Obama reminds Netanyahu that he stood with Israel, even when Israeli soldiers killed an unarmed American citizen (who was also a Turkish national) in the “flare-up involving the flotilla” that was trying to bring supplies to a civilian population in Gaza blockaded by Israel. With evident exasperation, Obama asks, “Why is it that despite me never failing to support Israel on every single problem that they’ve had over the last three years, that there are still questions about that?”
It seems clear that Netanyahu is coming to Washington determined to extract from Obama a commitment to use American military power, not to prevent Iran from getting a nuclear weapon, but at a future point (presumably after November 2012) when there is a general recognition that sanctions have failed to get the Islamic Republic to surrender on the issue of uranium enrichment. That is the crucial bottom line. The problem with Iran’s nuclear program, from an Israeli perspective, is not some threshold of nuclear development that Iran has yet to cross. The problem is the program, as it currently exists and operates.

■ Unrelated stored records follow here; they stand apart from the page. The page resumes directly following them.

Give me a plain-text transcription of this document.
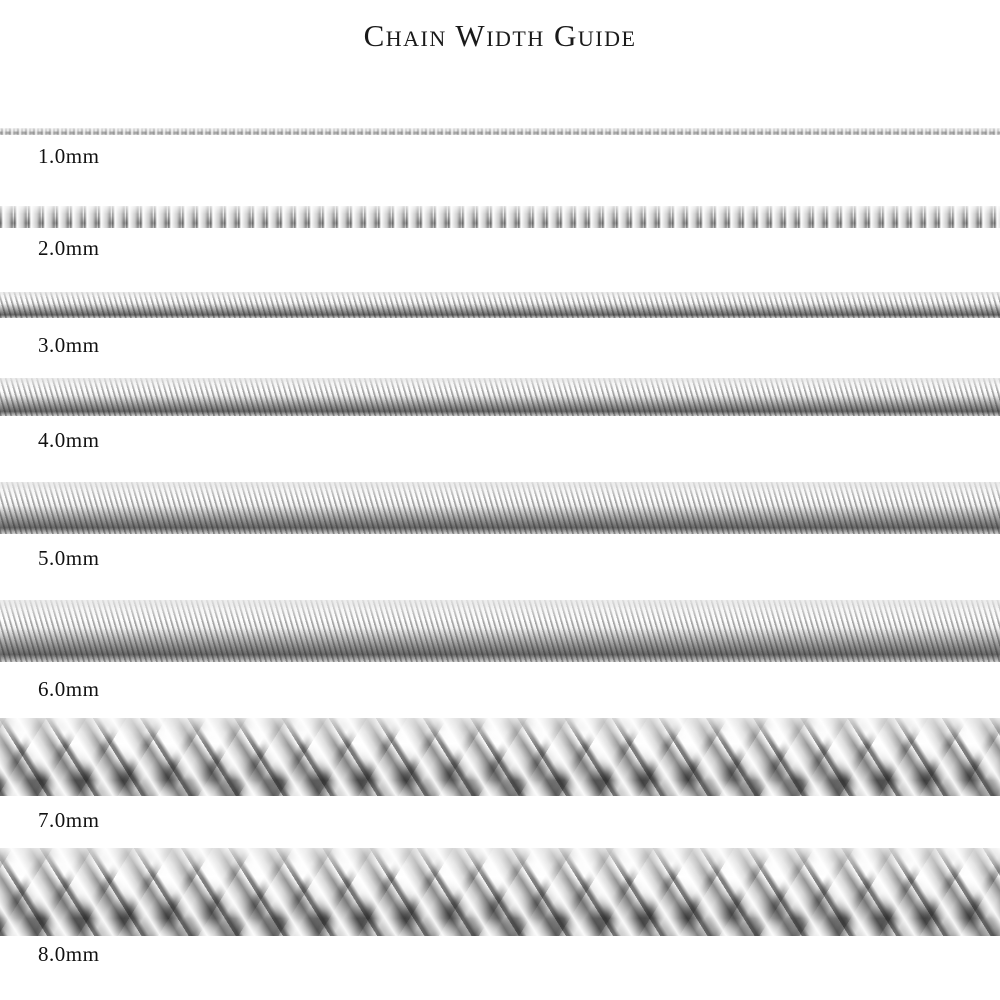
Chain Width Guide
1.0mm
2.0mm
3.0mm
4.0mm
5.0mm
6.0mm
7.0mm
8.0mm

From the Goldberg interview, we would surmise that it will not be that hard for Netanyahu to extract such a commitment from Obama. But that is going to give Netanyahu bankable leverage over the American President after November 2012—whether that President is a re-elected Obama or a new Republican. Congress, on a bipartisan basis, will be squarely behind the Israeli prime minister on this one. As it becomes ever more evident that Tehran is not going to surrender its nuclear program, even in the face of escalating sanctions, Netanyahu will return to Washington at some point in the next 1-2 years—and he will want the Oval Office’s occupant to deliver on the commitment that Barack Obama is getting ready to give him.